Monday, 11 June 2012

Contributing to the Millennium Development Goals

We've mentioned previously that this project is addressing two different Millennium Development Goals of the United Nations.  Here's a bit more about what we're doing and how it's contributing to realizing these goals.

Millennium Developmeng Goal # 2: Achieve Universal Primary Education
It's easy to imagine the difference universal education could make in the world.  Making education accessible to all youth is a huge way to break the cycle of poverty.  With education comes employment.  With employment come opportunities - not just for yourself, by for future generations.  This might be the best way to reverse the downward spiral to absolute poverty.

Madagascar 2012 is contributing to this by making education more accessible in rural areas, which are normally quite difficult environments to promote education in.  Youth are normally needed for farming and other work.  Transportation to school is also quite difficult in rural areas.  By building dormitories, youth, in particular girls, will be able to board right at the school.
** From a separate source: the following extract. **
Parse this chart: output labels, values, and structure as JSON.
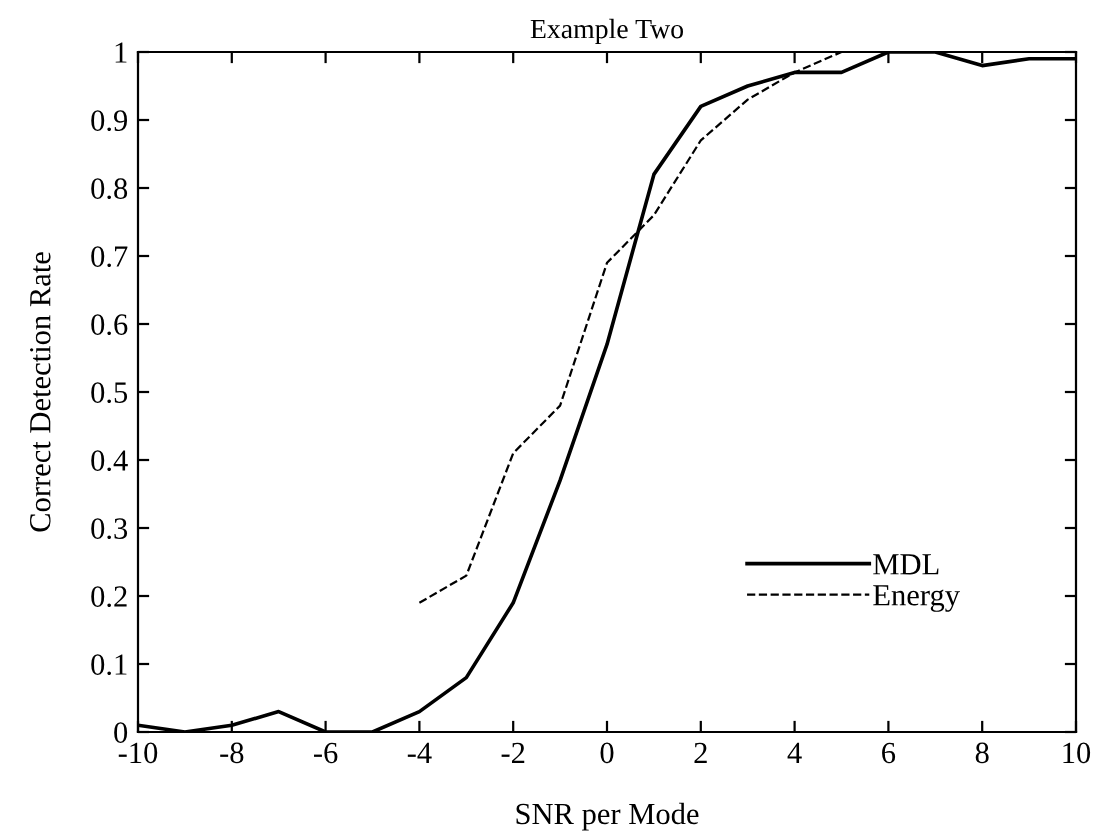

It's not just about primary education though.  By contributing to the accessibility of secondary education, which Madagascar 2012 is doing, the literacy and numeracy gained in primary school go further than simply developing youth.  It literally contributes to developing a nation.
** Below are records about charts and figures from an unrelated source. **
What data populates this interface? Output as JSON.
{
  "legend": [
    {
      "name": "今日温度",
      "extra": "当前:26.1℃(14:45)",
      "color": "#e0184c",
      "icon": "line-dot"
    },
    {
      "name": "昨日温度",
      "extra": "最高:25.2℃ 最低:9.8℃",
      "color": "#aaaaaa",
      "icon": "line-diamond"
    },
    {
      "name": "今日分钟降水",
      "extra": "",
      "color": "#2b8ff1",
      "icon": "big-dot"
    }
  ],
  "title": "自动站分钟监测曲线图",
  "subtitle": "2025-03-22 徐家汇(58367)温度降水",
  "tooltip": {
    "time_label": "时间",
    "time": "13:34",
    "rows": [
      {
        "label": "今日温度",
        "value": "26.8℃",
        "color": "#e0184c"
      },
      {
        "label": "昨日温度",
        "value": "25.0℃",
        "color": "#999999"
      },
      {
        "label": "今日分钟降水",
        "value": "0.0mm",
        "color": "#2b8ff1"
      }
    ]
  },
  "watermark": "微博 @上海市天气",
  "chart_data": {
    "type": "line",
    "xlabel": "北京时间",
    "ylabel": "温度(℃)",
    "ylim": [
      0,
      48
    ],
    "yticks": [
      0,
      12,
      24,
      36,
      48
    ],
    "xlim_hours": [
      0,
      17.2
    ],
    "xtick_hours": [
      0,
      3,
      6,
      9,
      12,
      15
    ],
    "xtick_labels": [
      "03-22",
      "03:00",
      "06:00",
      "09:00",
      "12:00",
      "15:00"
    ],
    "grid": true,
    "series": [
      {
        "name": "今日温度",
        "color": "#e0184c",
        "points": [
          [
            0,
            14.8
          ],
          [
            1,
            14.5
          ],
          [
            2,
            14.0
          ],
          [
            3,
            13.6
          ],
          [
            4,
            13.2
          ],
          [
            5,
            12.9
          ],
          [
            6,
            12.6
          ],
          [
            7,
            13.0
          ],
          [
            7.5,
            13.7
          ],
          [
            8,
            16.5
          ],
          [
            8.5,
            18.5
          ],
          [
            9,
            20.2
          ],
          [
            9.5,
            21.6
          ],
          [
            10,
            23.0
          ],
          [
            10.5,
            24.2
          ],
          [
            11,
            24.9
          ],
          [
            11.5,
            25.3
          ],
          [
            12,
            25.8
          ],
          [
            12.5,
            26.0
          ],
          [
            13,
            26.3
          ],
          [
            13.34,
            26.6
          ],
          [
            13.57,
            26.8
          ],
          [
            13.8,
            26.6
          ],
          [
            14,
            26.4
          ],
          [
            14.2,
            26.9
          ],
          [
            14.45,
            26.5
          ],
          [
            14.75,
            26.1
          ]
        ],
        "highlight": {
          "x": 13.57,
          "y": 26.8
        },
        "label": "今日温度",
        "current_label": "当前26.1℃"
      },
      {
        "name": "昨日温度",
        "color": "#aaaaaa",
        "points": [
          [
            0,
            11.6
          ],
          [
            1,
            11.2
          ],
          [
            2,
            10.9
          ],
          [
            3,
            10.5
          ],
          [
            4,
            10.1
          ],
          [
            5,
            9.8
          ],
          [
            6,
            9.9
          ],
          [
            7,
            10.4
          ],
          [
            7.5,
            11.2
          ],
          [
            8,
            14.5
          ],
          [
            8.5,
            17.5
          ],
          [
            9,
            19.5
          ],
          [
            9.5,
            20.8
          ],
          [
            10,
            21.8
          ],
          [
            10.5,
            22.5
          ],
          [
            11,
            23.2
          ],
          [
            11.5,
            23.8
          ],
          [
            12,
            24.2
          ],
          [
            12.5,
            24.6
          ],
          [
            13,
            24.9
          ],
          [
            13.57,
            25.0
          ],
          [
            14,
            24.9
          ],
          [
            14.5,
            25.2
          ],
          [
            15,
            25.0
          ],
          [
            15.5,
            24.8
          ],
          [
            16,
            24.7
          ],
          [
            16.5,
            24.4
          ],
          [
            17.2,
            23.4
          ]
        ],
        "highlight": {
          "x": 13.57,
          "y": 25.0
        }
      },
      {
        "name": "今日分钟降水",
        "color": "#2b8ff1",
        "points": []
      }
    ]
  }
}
Millennium Development Goal # 3: Promote Gender Equality and Empower Women
This one might seem a little unclear.  How do we promote gender equality and empower women?  There are a lot of great ways to do this, and in fact, this project will deal with this goal in three different ways!  Gender inequality can be found around the world in many different ways.  One way is through access to education.  This is a big one.  If girls cannot go to school, they are bound to work in what is considered a very vulnerable sector: being self-employed, or working unpaid within the home.  When girls are able to attend school, they can contribute to so many different parts of society.  They are able to secure gainful employment and serve as role models to other girls.  This is where the dormitories come in.  Barriers to education for girls include simply not being able to get there.  By building a campus and dormitories for girls, they will be able to board right at the school, eliminating the need for daily transportation to school.
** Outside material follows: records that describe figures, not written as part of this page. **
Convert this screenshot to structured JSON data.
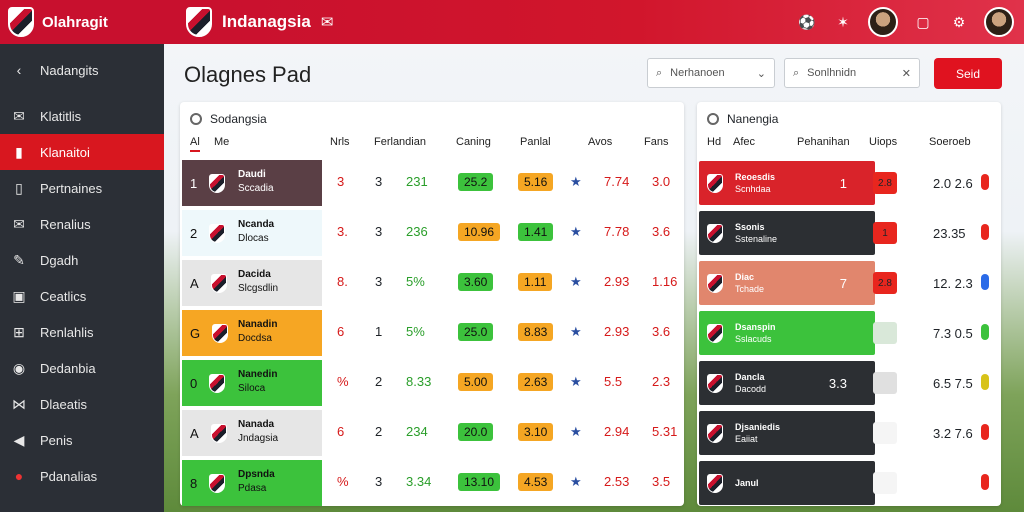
{
  "app": {
    "name": "Olahragit"
  },
  "header": {
    "title": "Indanagsia"
  },
  "sidebar": {
    "items": [
      {
        "label": "Nadangits",
        "icon": "chevron-left-icon"
      },
      {
        "label": "Klatitlis",
        "icon": "mail-icon"
      },
      {
        "label": "Klanaitoi",
        "icon": "flag-icon",
        "active": true
      },
      {
        "label": "Pertnaines",
        "icon": "book-icon"
      },
      {
        "label": "Renalius",
        "icon": "mail-icon"
      },
      {
        "label": "Dgadh",
        "icon": "wrench-icon"
      },
      {
        "label": "Ceatlics",
        "icon": "chart-icon"
      },
      {
        "label": "Renlahlis",
        "icon": "grid-icon"
      },
      {
        "label": "Dedanbia",
        "icon": "globe-icon"
      },
      {
        "label": "Dlaeatis",
        "icon": "network-icon"
      },
      {
        "label": "Penis",
        "icon": "horn-icon"
      },
      {
        "label": "Pdanalias",
        "icon": "ball-icon"
      }
    ]
  },
  "main": {
    "page_title": "Olagnes Pad",
    "filter1": {
      "label": "Nerhanoen",
      "icon": "search-icon"
    },
    "filter2": {
      "label": "Sonlhnidn",
      "icon": "search-icon"
    },
    "send_label": "Seid"
  },
  "left_panel": {
    "title": "Sodangsia",
    "headers": [
      "Al",
      "Me",
      "Nrls",
      "Ferlandian",
      "Caning",
      "Panlal",
      "Avos",
      "Fans"
    ],
    "rows": [
      {
        "rank": "1",
        "name": "Daudi",
        "sub": "Sccadia",
        "c1": "3",
        "c2": "3",
        "c3": "231",
        "p1": "25.2",
        "p2": "5.16",
        "c4": "7.74",
        "c5": "3.0",
        "bg": "#5a3f45",
        "fg": "#fff"
      },
      {
        "rank": "2",
        "name": "Ncanda",
        "sub": "Dlocas",
        "c1": "3.",
        "c2": "3",
        "c3": "236",
        "p1": "10.96",
        "p2": "1.41",
        "c4": "7.78",
        "c5": "3.6",
        "bg": "#eef8fb",
        "fg": "#111"
      },
      {
        "rank": "A",
        "name": "Dacida",
        "sub": "Slcgsdlin",
        "c1": "8.",
        "c2": "3",
        "c3": "5%",
        "p1": "3.60",
        "p2": "1.11",
        "c4": "2.93",
        "c5": "1.16",
        "bg": "#e6e6e6",
        "fg": "#111"
      },
      {
        "rank": "G",
        "name": "Nanadin",
        "sub": "Docdsa",
        "c1": "6",
        "c2": "1",
        "c3": "5%",
        "p1": "25.0",
        "p2": "8.83",
        "c4": "2.93",
        "c5": "3.6",
        "bg": "#f6a623",
        "fg": "#111"
      },
      {
        "rank": "0",
        "name": "Nanedin",
        "sub": "Siloca",
        "c1": "%",
        "c2": "2",
        "c3": "8.33",
        "p1": "5.00",
        "p2": "2.63",
        "c4": "5.5",
        "c5": "2.3",
        "bg": "#3cc23c",
        "fg": "#111"
      },
      {
        "rank": "A",
        "name": "Nanada",
        "sub": "Jndagsia",
        "c1": "6",
        "c2": "2",
        "c3": "234",
        "p1": "20.0",
        "p2": "3.10",
        "c4": "2.94",
        "c5": "5.31",
        "bg": "#e6e6e6",
        "fg": "#111"
      },
      {
        "rank": "8",
        "name": "Dpsnda",
        "sub": "Pdasa",
        "c1": "%",
        "c2": "3",
        "c3": "3.34",
        "p1": "13.10",
        "p2": "4.53",
        "c4": "2.53",
        "c5": "3.5",
        "bg": "#3cc23c",
        "fg": "#111"
      }
    ]
  },
  "right_panel": {
    "title": "Nanengia",
    "headers": [
      "Hd",
      "Afec",
      "Pehanihan",
      "Uiops",
      "Soeroeb"
    ],
    "rows": [
      {
        "name": "Reoesdis",
        "sub": "Scnhdaa",
        "tag": "1",
        "tag2": "2.8",
        "val": "2.0 2.6",
        "bg": "#d9232a",
        "tagbg": "#e8261e",
        "pin": "#e8261e"
      },
      {
        "name": "Ssonis",
        "sub": "Sstenaline",
        "tag": "",
        "tag2": "1",
        "val": "23.35",
        "bg": "#2c2f33",
        "tagbg": "#e8261e",
        "pin": "#e8261e"
      },
      {
        "name": "Diac",
        "sub": "Tchade",
        "tag": "7",
        "tag2": "2.8",
        "val": "12. 2.3",
        "bg": "#e1866d",
        "tagbg": "#e8261e",
        "pin": "#2a6be8"
      },
      {
        "name": "Dsanspin",
        "sub": "Sslacuds",
        "tag": "",
        "tag2": "",
        "val": "7.3 0.5",
        "bg": "#3cc23c",
        "tagbg": "#d9e8d9",
        "pin": "#3cc23c"
      },
      {
        "name": "Dancla",
        "sub": "Dacodd",
        "tag": "3.3",
        "tag2": "",
        "val": "6.5 7.5",
        "bg": "#2c2f33",
        "tagbg": "#e0e0e0",
        "pin": "#d8c319"
      },
      {
        "name": "Djsaniedis",
        "sub": "Eaiiat",
        "tag": "",
        "tag2": "",
        "val": "3.2 7.6",
        "bg": "#2c2f33",
        "tagbg": "#f5f5f5",
        "pin": "#e8261e"
      },
      {
        "name": "Janul",
        "sub": "",
        "tag": "",
        "tag2": "",
        "val": "",
        "bg": "#2c2f33",
        "tagbg": "#f5f5f5",
        "pin": "#e8261e"
      }
    ]
  }
}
Another barrier to gender equality is the presence of designated sanitary facilities for girls and boys at school  This goes a long way to promote gender sensitivity and awareness by showing that men and women are different, but equal.  It also contributes to a safer school environment for girls.  This aspect of gender equality is being addressed by building a washroom facility on the secure campus for the girls who are staying at the dorms (and other girls who are attending the school).

More than anything though, by making it possible for girls to go to school, it reduces their domestic responsibilities, which have traditionally included tasks like fetching water (also addressed by this project by digging wells right in the community).  When older girls are literate, employed and educated, they serve as role models for younger girls.  It makes it possible to imagine something much bigger than might have otherwise been possible.